Page 99 Test
Let’s see if page 99 of one of my favorite books does the job of representing what the book’s all about…
The Giver by Lois Lowry
Excerpts from the 99th page…
“He found that he was often angry, now: irrationally angry at his groupmates, that they were satisfied with their lives which had none of the vibrance his own was taking on.”
“He put his hands on Asher’s shoulders, and concentrated on the red of the petals, trying to hold it as long as he could, and trying at the same time to transmit the awareness of red to his friend.”
“One evening he came home from his training weighted with new knowledge. The Giver had chosen a startling and disturbing memory that day.”
If you haven’t read The Giver, (and I highly suggest that you do) it’s a YA/middle grade novel about a futuristic community without color, pain, or disorder of any kind. One person in the community is chosen to hold the collective memories of the past – memories that are both pleasurable and painful. Twelve-year-old Jonas is chosen to be the next keeper of these memories and as he receives them from the Giver, Jonas’s innocence slowly erodes as he realizes that a life of safety and security within the community is not a real or fulfilling life at all.
I’d say these lines from page 99 definitely represent the main conflict of the book – Jonas’s realization that the memories he receives are causing a rift between his community and himself.
Page 69 Test
Here’s another of my favorite books, Needful Things by Stephen King.
Excerpts from the 69th page…
“…Wilma Jerzyck called her up one night and told her that if Nettie didn’t shut the dog up, she’d come over and cut his throat?”
“Nettie’s got problems, all right,” Polly said, “but her reaction to Mr. Gaunt was nothing short of amazing. It really was awfully sweet.”
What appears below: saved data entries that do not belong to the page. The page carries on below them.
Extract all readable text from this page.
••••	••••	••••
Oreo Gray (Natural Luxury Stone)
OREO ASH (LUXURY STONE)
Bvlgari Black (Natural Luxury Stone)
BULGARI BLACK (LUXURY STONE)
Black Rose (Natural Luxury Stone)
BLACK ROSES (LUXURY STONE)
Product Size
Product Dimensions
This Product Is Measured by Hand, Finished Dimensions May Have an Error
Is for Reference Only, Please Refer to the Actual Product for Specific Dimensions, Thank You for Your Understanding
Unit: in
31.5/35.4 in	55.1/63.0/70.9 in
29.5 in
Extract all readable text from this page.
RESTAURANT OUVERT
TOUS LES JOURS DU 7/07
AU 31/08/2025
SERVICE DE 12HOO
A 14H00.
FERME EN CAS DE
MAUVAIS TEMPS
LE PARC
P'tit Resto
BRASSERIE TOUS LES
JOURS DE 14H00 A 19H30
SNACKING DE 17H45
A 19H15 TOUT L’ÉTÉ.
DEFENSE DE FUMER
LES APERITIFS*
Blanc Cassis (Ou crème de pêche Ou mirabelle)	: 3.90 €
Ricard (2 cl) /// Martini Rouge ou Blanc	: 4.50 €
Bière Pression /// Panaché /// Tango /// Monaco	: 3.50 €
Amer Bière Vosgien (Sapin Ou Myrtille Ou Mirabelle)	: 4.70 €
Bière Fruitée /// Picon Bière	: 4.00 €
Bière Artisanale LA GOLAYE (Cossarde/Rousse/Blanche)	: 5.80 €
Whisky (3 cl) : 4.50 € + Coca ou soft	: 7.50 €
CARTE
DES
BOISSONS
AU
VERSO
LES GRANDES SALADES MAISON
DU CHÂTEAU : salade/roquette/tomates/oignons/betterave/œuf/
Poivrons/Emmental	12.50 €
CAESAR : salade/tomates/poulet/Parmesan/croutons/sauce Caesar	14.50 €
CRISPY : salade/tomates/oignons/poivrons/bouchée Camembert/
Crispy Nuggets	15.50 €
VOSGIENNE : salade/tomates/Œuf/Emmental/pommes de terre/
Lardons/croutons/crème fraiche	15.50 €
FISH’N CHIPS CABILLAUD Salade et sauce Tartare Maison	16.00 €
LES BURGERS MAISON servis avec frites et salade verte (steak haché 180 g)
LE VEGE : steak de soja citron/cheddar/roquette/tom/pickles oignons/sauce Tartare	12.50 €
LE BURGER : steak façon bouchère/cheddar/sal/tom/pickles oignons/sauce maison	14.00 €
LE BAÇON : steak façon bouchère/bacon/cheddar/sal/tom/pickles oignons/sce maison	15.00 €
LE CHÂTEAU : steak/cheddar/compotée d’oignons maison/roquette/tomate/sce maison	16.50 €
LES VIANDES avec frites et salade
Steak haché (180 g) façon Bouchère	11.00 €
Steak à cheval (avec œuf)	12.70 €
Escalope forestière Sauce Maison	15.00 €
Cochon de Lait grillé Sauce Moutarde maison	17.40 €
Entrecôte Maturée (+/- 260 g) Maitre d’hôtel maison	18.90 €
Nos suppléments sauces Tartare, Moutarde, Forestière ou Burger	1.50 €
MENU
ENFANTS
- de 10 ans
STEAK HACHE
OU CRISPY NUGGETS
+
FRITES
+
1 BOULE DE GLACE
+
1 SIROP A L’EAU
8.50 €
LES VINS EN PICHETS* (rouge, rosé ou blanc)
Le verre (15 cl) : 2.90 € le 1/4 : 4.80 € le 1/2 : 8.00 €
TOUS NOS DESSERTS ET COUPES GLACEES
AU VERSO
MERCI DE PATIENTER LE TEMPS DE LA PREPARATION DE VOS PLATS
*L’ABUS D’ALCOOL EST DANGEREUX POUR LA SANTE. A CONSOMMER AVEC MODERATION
Needful Things is another King novel taking place in the fictional town of Castle Rock, Maine. Charming Leland Gaunt sets up shop in the small town, but his shop is like no other – it’s got literally anything you could ever want, but for a hefty price. Mr. Gaunt makes deals with the citizens of Castle Rock, plays them against each other, stirs up dormant animosity between them, and creates chaos and mayhem in the town.
My paperback copy of the book is an enormous 736 pages, but the 69th page still manages to portray the spirit of the book – how Mr. Gaunt easily charms the citizens of the town, then sets them against their worst enemies and fears.
The book’s length might be a problem when trying to determine whether or not to read/buy the book based on just page 99 or 69. My page 99 from The Giver was more than halfway through the book, while page 69 from Needful Things wasn’t even a quarter of the way through. (Even page 99 wouldn’t be a quarter of the way through!)
Still, if a writer is really good, he or she will be able to weave the book’s central conflict throughout each page, making every page an accurate representation of the rest of the book.